Bonfio is a fan of this approach and has tried it herself. She is aiming to use the same molecule to both create a compartment and act as a store of genetic information.

But there is a long way to go before coacervates are actually doing something with the genetic material, as opposed to just storing it. “Are there coacervates that actually help RNA replication?” wonders Boekhoven.

Instead, some of the most dramatic advances have come from attempts to make the coacervates themselves behave in a more lifelike way. All living cells can grow by taking in nutrients, and they can reproduce by dividing. Could coacervates do this? A group of theoreticians, including Hyman, suggested as much in a 2016 study. Their simulations indicated that coacervates might grow and divide if they had an external supply of energy.

“I like to build things,” says Boekhoven. So, when he saw this theoretical description of coacervates growing and dividing like cells, his first response was: “Can we build that?”

It took four years, but he and his team managed it. They built coacervates from RNA and proteins, and powered them using a chemical fuel called EDC. When they removed the fuel, the droplets disappeared, but they re-emerged when given more EDC. Furthermore, when the droplets were on the way to decaying, they would shatter into multiple “daughter” droplets.

In line with this, Spruijt’s team has shown that coacervates can grow when given a simple carbon-based fuel. Tang has also found that coacervates can divide if they are housed inside heated rock pores, where bubbles of gas jostle them; such pores have been suggested as cradles for the first life.

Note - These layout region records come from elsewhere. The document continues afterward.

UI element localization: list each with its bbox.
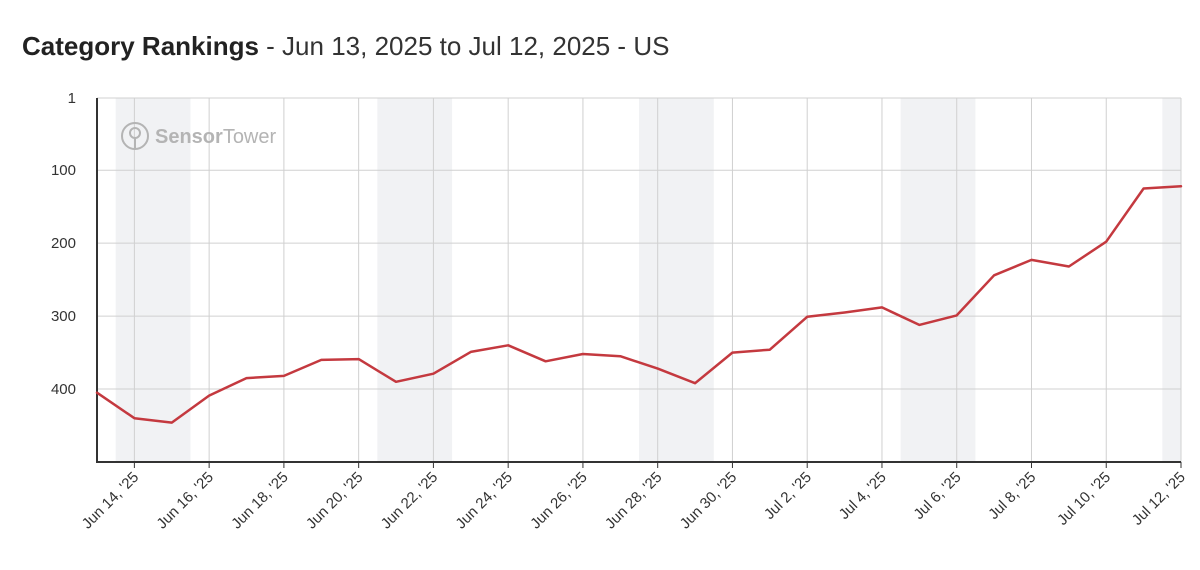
title-rest: - Jun 13, 2025 to Jul 12, 2025 - US bbox=[258, 31, 670, 61]
y-tick-label: 1 bbox=[68, 90, 76, 107]
y-tick-label: 200 bbox=[51, 235, 76, 252]
x-tick-labels: Jun 14, '25 Jun 16, '25 Jun 18, '25 Jun 20,… bbox=[79, 462, 1189, 532]
x-tick-label: Jun 14, '25 bbox=[79, 469, 143, 533]
title-strong: Category Rankings bbox=[22, 31, 259, 61]
x-tick-label: Jul 8, '25 bbox=[985, 469, 1039, 523]
x-tick-label: Jun 24, '25 bbox=[452, 469, 516, 533]
x-tick-label: Jun 22, '25 bbox=[378, 469, 442, 533]
weekend-band-5 bbox=[1162, 98, 1181, 462]
x-tick-label: Jun 28, '25 bbox=[602, 469, 666, 533]
series-layer bbox=[95, 185, 1183, 424]
page-title: Category Rankings - Jun 13, 2025 to Jul … bbox=[22, 31, 669, 62]
x-tick-label: Jun 20, '25 bbox=[303, 469, 367, 533]
x-tick-label: Jun 16, '25 bbox=[153, 469, 217, 533]
x-tick-label: Jul 10, '25 bbox=[1054, 469, 1114, 529]
x-tick-label: Jun 18, '25 bbox=[228, 469, 292, 533]
series-line-1 bbox=[95, 185, 1183, 424]
y-tick-label: 100 bbox=[51, 162, 76, 179]
grid-lines bbox=[97, 97, 1182, 462]
x-tick-label: Jun 26, '25 bbox=[527, 469, 591, 533]
x-tick-label: Jul 12, '25 bbox=[1129, 469, 1189, 529]
weekend-band-4 bbox=[900, 98, 976, 462]
y-tick-labels: 1 100 200 300 400 bbox=[51, 90, 76, 398]
watermark: SensorTower bbox=[121, 122, 277, 150]
weekend-band-1 bbox=[115, 98, 191, 462]
watermark-brand-bold: Sensor bbox=[155, 126, 223, 148]
x-tick-label: Jul 4, '25 bbox=[836, 469, 890, 523]
watermark-text: SensorTower bbox=[155, 126, 277, 148]
weekend-band-2 bbox=[377, 98, 453, 462]
y-tick-label: 300 bbox=[51, 308, 76, 325]
sensor-tower-logo-icon bbox=[121, 122, 149, 150]
x-tick-label: Jul 6, '25 bbox=[910, 469, 964, 523]
weekend-band-3 bbox=[639, 98, 714, 462]
watermark-brand-light: Tower bbox=[223, 126, 277, 148]
axes bbox=[96, 98, 1181, 463]
y-tick-label: 400 bbox=[51, 381, 76, 398]
x-tick-label: Jun 30, '25 bbox=[677, 469, 741, 533]
weekend-bands bbox=[115, 98, 1181, 462]
x-tick-label: Jul 2, '25 bbox=[761, 469, 815, 523]
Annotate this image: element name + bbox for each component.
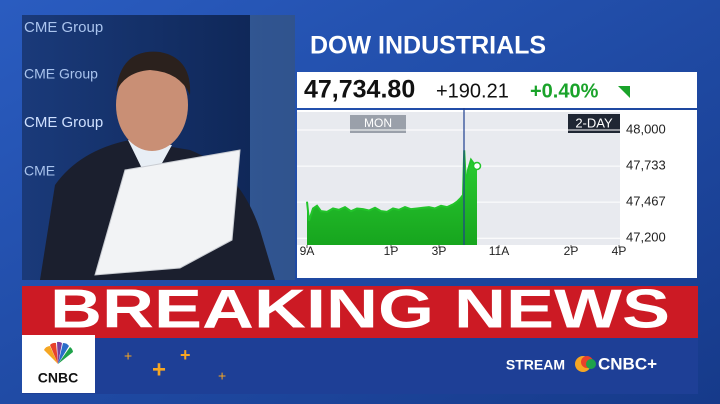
- decor-plus: +: [152, 356, 166, 383]
- chart-title: DOW INDUSTRIALS: [310, 32, 546, 60]
- percent-change: +0.40%: [530, 80, 599, 102]
- range-label[interactable]: 2-DAY: [575, 115, 613, 130]
- stream-brand[interactable]: CNBC+: [598, 354, 657, 373]
- up-arrow: [618, 86, 630, 98]
- change: +190.21: [436, 80, 509, 102]
- paper: [94, 149, 241, 276]
- decor-plus: +: [218, 368, 226, 384]
- x-tick-label: 9A: [300, 244, 315, 258]
- price: 47,734.80: [304, 76, 415, 104]
- network-logo: CNBC: [38, 370, 78, 386]
- last-point: [472, 161, 482, 171]
- stream-label: STREAM: [506, 357, 565, 373]
- decor-plus: +: [180, 345, 191, 365]
- range-button[interactable]: [568, 114, 620, 133]
- day-label: MON: [364, 116, 392, 130]
- y-tick-label: 47,733: [626, 158, 666, 173]
- banner-text: BREAKING NEWS: [50, 278, 670, 340]
- x-tick-label: 3P: [432, 244, 447, 258]
- anchor-hair: [116, 51, 191, 95]
- decor-plus: +: [124, 348, 132, 364]
- signage: CME Group: [24, 66, 98, 82]
- x-tick-label: 1P: [384, 244, 399, 258]
- anchor-head: [116, 59, 188, 151]
- banner-band: [22, 286, 698, 338]
- signage: CME Group: [24, 114, 103, 131]
- stream-peacock: [575, 356, 596, 372]
- studio-video: CME Group CME Group CME Group CME: [22, 15, 295, 280]
- signage: CME Group: [24, 19, 103, 36]
- line: [306, 150, 478, 221]
- y-tick-label: 48,000: [626, 121, 666, 136]
- x-tick-label: 2P: [564, 244, 579, 258]
- x-tick-label: 11A: [489, 244, 509, 258]
- y-tick-label: 47,200: [626, 230, 666, 245]
- y-tick-label: 47,467: [626, 194, 666, 209]
- area: [307, 150, 477, 245]
- x-tick-label: 4P: [612, 244, 627, 258]
- quote-box: [297, 72, 697, 108]
- plot: 47,200 47,467 47,733 48,000 9A 1P 3P 11A 2P 4P: [297, 121, 666, 258]
- peacock: [44, 341, 73, 364]
- day-label-box: [350, 115, 406, 133]
- anchor-shirt: [128, 140, 172, 185]
- signage: CME: [24, 163, 55, 179]
- ticker-band: [22, 338, 698, 394]
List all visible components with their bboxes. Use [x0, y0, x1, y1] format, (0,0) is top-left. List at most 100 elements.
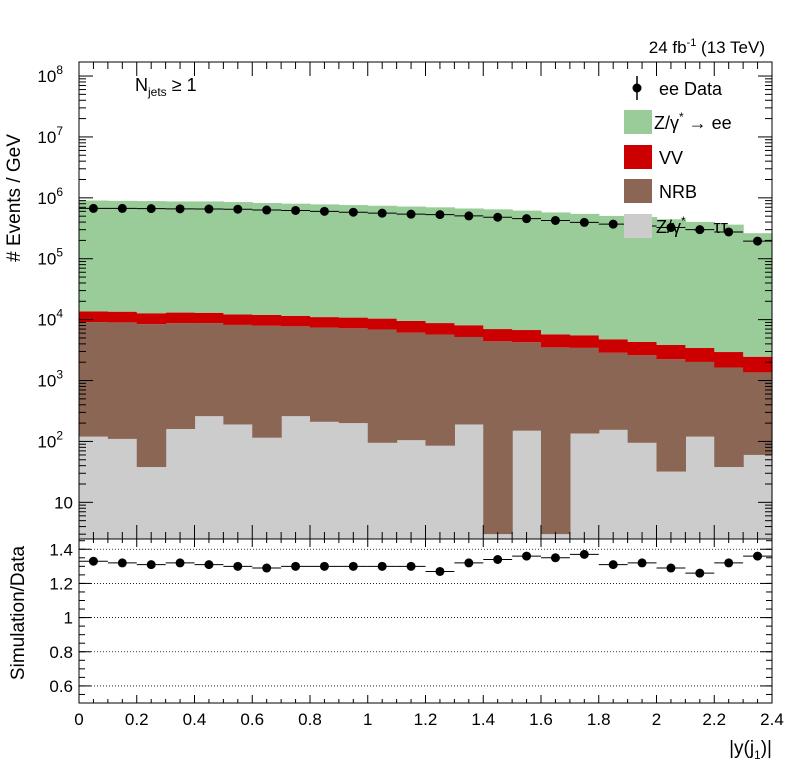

There also seem to be ways that coacervates can become more internally complex, until they start to look more like cells. A single droplet can have two or more “compartments” within it, each with subtly different properties that attract different chemicals. Likewise, coacervates can be prodded into forming true membranes, creating a harder barrier against the outside world. Tang’s first study of coacervates, published in 2014, showed that lipids inside a coacervate could self-assemble into a membrane, which would then push its way to the outside and form a covering. A dramatic 2024 study found that simply sprinkling water onto coacervates caused them to form strong chemical bonds along their outer surfaces.

There is a long way to go, because the coacervates in these labs are far simpler than actual living cells and aren’t self-sustaining. But for the researchers who study them, their advantage is that they simplify the problem of the origins of life enormously.

The field has always been riven by chicken-or-egg arguments about which part of life emerged first: metabolism or compartments or replicating nucleic acids or proteins? “I’ve never been a big fan of ‘this was first’ or ‘that was first’,” says Spruijt. “I think the beauty of coacervates is that they can integrate all these different worlds or scenarios together.”

It’s a curious full-circle moment for origins-of-life researchers. One hundred years after Oparin suggested that coacervates might be the key, evidence is accumulating that he had a point. What’s more, the crucial clue wasn’t found in weird microbes in the deep sea, but in our own cells. The keys to the origin of life may have been inside our bodies all along.